Children can be seen walking about with gay abandon, clad in their uniforms with a backpack, travelling on trains. These children are usually in the age group of 6-7 commuting to and from schools and market-places with no one to take care of them.

These children appear to be going about carrying out usual daily life task but they are actually part of a popular television program called Hajimete no Otsukai meaning, ‘My first errand’. According to the rules of the show, they are assigned to carry a task for their family. T.V crew films them in their act as they go from place to place collecting the item asked for. This show has been going on for more than two decades and is hugely popular with the Japanese audience.

A kid in Tokyo named Kaito, has been travelling between his parents’ homes since the age of 9. “At first I was a little worried whether I could ride the train alone but only a little worried,” said Kaito, who has been in the custody of his parents for quite some time now and is at home travelling long distances.

It’s pretty easy now, he says. He also said that his parents were a bit worried for him in the beginning but gradually felt at ease when they noticed other children commuting without much issue.

“Honestly, what I remember thinking at the time is, the trains are safe and on time and easy to navigate, and he’s a smart kid,” said Kaito’s step-mother on the condition of anonymity.
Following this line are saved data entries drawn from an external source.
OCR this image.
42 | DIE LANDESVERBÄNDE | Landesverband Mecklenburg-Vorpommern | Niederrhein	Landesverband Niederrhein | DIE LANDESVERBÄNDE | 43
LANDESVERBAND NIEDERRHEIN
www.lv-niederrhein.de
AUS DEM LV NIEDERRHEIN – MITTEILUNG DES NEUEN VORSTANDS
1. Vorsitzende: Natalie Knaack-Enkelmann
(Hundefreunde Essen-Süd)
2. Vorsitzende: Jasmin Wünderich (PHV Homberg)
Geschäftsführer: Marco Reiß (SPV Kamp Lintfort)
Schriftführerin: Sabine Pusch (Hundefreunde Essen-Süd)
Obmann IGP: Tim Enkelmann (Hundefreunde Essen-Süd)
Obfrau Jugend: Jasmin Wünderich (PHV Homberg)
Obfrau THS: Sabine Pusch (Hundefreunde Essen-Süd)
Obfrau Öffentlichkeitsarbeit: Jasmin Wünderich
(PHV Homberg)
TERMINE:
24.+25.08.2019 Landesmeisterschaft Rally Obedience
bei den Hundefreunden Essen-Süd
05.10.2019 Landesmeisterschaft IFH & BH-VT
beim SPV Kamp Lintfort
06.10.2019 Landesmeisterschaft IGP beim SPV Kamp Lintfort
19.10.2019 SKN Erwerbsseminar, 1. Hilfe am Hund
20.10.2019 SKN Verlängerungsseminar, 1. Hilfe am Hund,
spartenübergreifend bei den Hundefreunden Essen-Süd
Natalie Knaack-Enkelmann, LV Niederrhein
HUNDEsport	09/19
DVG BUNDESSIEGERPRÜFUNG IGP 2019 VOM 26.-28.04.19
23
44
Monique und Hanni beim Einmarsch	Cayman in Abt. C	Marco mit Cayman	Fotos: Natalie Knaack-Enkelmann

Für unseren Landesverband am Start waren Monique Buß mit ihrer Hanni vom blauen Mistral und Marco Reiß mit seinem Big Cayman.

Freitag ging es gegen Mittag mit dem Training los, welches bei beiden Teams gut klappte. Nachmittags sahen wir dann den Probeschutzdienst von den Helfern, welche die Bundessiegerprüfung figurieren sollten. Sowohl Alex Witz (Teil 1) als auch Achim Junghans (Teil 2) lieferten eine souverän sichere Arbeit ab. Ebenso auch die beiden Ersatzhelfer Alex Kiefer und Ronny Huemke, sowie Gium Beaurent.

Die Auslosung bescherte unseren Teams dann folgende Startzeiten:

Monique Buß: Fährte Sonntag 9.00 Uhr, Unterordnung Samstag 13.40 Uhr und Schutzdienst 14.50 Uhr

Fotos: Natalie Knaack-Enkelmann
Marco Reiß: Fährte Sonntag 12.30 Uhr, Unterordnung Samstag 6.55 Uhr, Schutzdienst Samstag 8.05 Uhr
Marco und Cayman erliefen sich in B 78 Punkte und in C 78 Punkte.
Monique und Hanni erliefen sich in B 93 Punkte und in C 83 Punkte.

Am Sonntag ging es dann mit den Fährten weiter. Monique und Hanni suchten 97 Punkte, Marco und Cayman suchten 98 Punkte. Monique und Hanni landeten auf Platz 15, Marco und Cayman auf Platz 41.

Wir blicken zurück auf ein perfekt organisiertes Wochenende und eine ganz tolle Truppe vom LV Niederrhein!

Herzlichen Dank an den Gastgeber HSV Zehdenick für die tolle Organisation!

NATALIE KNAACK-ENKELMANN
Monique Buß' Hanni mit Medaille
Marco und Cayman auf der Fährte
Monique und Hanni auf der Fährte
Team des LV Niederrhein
“I took the trains on my own when I was younger than him in Tokyo,” recounted his stepmother. “We didn’t have cellphones back in my day, but I still managed to go from point A to point B on the train. If he gets lost, he can call us.”

One wonders as to what exactly underlies this great sense of freedom that people back there, have? Cultural anthropologist, Dwayne Dixon, who wrote a thesis on Japanese youth as a part of his advance degree program, came out with a possible answer to this perplexing question. According to him it’s the ‘group reliance’ and not the ‘personal capacity’ of a kid that encourages him/her to venture out care-free. “[Japanese] kids learn early on that, ideally, any member of the community can be called on to serve or help others,” he explained.

She wouldn’t let a 9-year-old ride the subway alone in London or New York—just in Tokyo.

Owning the responsibility at a young age, to clean-up shared public utility spaces, instills in them a sense of pride and discipline that prepares them for future hardships. They also become aware of the importance of cleaning after themselves and carry it forward into adulthood. This brings about the transformation in the mass-psyche and as a result everyone feels a sense of brotherhood. Children take comfort in this fact and venture out fearlessly.

“Public space is scaled so much better—old, human-sized spaces that also control flow and speed,” Dixon observes. Unlike western metropolises, travelling by public transport, such as train, is pretty customary in Japan and it is preferred to car-travel on any given day. People cover a major part of their travel on train, followed by a brisk walk to and from workplace. Japanese drivers are conscious of the fact as well and do make it a point to give way to pedestrians and cyclists.

Kaito’s mother bluntly admits that she would never allow a 9-year old ride the subway alone in a city like New York or London except Tokyo. But it doesn’t mean the subways in Tokyo are safe and sound. One can get a good measure of security-situation from the fact that women-only cars had to be introduced on few of the routes to ensure safe-travel for women and girls in the city. Despite this, you can find children travelling on train-cars and running errands devoid of parental supervision.

It’s a great display of trust, on community as a whole, by parents allowing their kids to roam about freely and go about doing their daily tasks out in public. “Plenty of kids across the world are self-sufficient,” notes Dixon. “But the thing that I suspect Westerners are intrigued by [in Japan] is the sense of trust and cooperation that occurs, often unspoken or unsolicited.”